Postby Adamantine » Sun Jun 23, 2013 2:43 pm

seeker242 wrote:
Adamantine wrote:The cyclical nature of this extensive thread seems to be mirroring the cyclical nature of samsara. New people show up, don't read all 100+ pages, and end up rehashing the same points and dialogue that's been replicated again and again in this very thread. It's interesting to me that it has continued this long. I just want to orient you towards some pertinent points that Malcolm made which directly relate to some of those recently put forth, from a while back in this same thread --newcomers please read his posts here and venture a reply: http://dharmawheel.net/viewtopic.php?f=66&t=213&start=1700


IMO, the thread continues because people believe they have addressed the point sufficiently, while other people completely disagree! For example, Malcome says many things that are true AND many things that are false in many people eyes! He is using the same red herring and ignoring the fact that there are varying degrees of harm caused and one can choose to participate in more harm or less harm. He says

"Many vegetarians argue the deaths caused by agriculature is unavoidable. And I agree with them. But they never accept responsibility for the deaths of creatures caused by agriculture, and do their best to pretend they have no karmic responsibility for them."


Like I said before, no one in their right mind believes this! This is a strawman! He says
"Therefore we must respect all life, not just the life that is convientient for us to respect".


Agree! However, his whole post completely dodges the main issue. With the main issue being that some types of food are more harmful and other types are less harmful! Whenever someone speaks and says "Well, vegetarian diet causes harm too", they are not even addressing the issue and the thread continues!
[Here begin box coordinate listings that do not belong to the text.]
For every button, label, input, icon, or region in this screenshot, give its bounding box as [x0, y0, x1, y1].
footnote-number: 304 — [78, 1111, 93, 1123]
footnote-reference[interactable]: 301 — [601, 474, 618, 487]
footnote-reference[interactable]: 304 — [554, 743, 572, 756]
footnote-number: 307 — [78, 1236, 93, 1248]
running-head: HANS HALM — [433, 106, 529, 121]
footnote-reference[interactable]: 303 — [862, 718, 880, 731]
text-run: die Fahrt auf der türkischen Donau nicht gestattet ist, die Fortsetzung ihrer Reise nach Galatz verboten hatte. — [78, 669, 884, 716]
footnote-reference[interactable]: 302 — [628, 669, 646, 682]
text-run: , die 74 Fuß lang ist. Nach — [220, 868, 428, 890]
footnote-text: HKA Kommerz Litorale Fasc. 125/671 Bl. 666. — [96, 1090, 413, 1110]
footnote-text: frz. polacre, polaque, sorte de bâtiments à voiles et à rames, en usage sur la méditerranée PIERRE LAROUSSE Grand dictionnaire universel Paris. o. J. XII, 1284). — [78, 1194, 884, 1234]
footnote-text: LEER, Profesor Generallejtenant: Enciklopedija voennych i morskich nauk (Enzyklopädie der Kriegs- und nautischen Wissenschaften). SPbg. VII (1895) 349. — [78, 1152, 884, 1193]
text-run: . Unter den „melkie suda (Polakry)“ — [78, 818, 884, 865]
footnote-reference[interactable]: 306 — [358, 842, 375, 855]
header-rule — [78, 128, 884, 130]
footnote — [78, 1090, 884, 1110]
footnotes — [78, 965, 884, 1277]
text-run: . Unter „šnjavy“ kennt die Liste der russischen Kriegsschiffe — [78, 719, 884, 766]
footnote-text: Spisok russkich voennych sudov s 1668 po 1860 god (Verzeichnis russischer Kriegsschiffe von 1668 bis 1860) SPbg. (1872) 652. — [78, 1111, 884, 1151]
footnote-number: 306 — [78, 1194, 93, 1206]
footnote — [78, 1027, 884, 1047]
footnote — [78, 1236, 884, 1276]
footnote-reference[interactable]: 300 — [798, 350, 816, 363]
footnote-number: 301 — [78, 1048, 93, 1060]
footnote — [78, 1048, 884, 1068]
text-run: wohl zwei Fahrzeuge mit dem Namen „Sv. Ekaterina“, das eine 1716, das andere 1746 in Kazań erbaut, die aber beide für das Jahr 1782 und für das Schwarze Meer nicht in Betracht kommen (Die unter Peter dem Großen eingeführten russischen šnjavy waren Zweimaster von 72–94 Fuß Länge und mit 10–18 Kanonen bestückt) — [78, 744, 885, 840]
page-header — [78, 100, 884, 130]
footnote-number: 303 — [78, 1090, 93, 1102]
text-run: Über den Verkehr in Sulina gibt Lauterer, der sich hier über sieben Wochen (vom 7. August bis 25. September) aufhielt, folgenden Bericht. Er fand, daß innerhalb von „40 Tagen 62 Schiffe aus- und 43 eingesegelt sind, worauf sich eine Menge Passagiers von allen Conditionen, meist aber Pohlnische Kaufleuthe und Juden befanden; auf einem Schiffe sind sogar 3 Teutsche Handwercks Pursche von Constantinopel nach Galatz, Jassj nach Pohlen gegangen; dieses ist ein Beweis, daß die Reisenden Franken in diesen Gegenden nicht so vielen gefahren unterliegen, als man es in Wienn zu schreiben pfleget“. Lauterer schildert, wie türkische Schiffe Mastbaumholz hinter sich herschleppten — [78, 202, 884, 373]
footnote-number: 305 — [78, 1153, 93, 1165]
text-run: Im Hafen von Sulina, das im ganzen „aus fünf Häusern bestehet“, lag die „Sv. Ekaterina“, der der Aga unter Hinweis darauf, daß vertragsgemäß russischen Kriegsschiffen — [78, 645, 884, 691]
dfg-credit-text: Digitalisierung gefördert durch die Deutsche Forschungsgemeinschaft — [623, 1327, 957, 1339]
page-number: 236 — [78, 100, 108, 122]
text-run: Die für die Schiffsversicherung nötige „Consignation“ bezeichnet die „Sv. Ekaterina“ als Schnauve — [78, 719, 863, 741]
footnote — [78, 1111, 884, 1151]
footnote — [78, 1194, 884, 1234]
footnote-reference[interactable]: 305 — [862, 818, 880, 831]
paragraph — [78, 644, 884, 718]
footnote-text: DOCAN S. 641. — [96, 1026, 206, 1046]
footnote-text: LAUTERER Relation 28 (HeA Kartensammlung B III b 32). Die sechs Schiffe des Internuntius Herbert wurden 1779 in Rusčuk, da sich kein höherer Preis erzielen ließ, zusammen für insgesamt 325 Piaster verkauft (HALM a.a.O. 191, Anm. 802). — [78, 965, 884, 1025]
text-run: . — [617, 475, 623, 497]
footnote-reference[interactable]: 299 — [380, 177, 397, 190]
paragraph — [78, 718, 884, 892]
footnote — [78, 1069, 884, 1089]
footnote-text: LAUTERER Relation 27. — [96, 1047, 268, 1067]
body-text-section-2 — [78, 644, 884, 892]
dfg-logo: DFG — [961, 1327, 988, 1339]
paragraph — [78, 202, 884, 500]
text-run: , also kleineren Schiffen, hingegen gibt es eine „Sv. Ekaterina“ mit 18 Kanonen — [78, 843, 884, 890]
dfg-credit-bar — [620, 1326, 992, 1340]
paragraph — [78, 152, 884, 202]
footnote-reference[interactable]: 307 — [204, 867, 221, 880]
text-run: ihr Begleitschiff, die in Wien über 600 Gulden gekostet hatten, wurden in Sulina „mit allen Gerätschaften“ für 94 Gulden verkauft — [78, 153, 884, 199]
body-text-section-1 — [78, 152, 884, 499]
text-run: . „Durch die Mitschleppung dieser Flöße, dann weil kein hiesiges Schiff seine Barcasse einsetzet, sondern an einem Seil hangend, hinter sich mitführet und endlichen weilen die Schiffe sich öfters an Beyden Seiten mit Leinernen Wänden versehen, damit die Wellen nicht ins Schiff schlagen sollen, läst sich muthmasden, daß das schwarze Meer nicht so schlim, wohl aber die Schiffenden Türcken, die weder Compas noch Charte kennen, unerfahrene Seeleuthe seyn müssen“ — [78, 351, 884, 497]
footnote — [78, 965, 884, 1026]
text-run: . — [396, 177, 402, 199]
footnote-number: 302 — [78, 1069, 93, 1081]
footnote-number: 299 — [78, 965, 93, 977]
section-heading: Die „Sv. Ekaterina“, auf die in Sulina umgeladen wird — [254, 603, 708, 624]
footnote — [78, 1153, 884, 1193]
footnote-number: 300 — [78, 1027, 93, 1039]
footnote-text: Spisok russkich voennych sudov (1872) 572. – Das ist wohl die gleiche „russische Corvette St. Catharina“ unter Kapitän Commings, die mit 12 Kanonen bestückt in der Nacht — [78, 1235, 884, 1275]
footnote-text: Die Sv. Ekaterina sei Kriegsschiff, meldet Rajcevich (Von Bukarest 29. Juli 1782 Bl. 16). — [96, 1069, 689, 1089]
Whenever someone ignores the varying degrees of harm that is caused, they are dodging the issue! Perhaps because they can't speak of it and deny it at the same time, because this fact is undeniable. It seems the best way to deny an undeniable fact is to ignore it and pretend to address it, without actually addressing it!

:namaste:


Actually he brings up Organic farming techniques that involve bone meal, blood, feathers products, manure etc for fertilizer. This in addition to the targeted killing of pests ( I don't see how these are "accidental" deaths.)

If one industry causes more harm than the other, a reasonable question, and it's possible, yes .. But they are completely
intertwined-- in essence becoming one industry : agriculture. Since you are generalizing anyway.

His main point is that if the animal is already dead...you have not caused harm by paying the restaurant for a sliver of it
which may have been thrown away if you hadn't come around. (Yes, huge portions of meat are thrown away daily accross the globe). If you have the tools to be of some benefit to that animal through mantra and compassion, then it's more harmful to ignore and abstain, no?

I am a vegetarian, but I understand this argument, and Malcolm is practically a vegetarian as well.

If you ignore these points, it's not because they are not valid- I'd venture it may have more to
do with emotion and political ideology. I stopped eating factory farmed animals
due to political/environmental and empathetic reasons. I stopped eating seafood for Dharma reasons.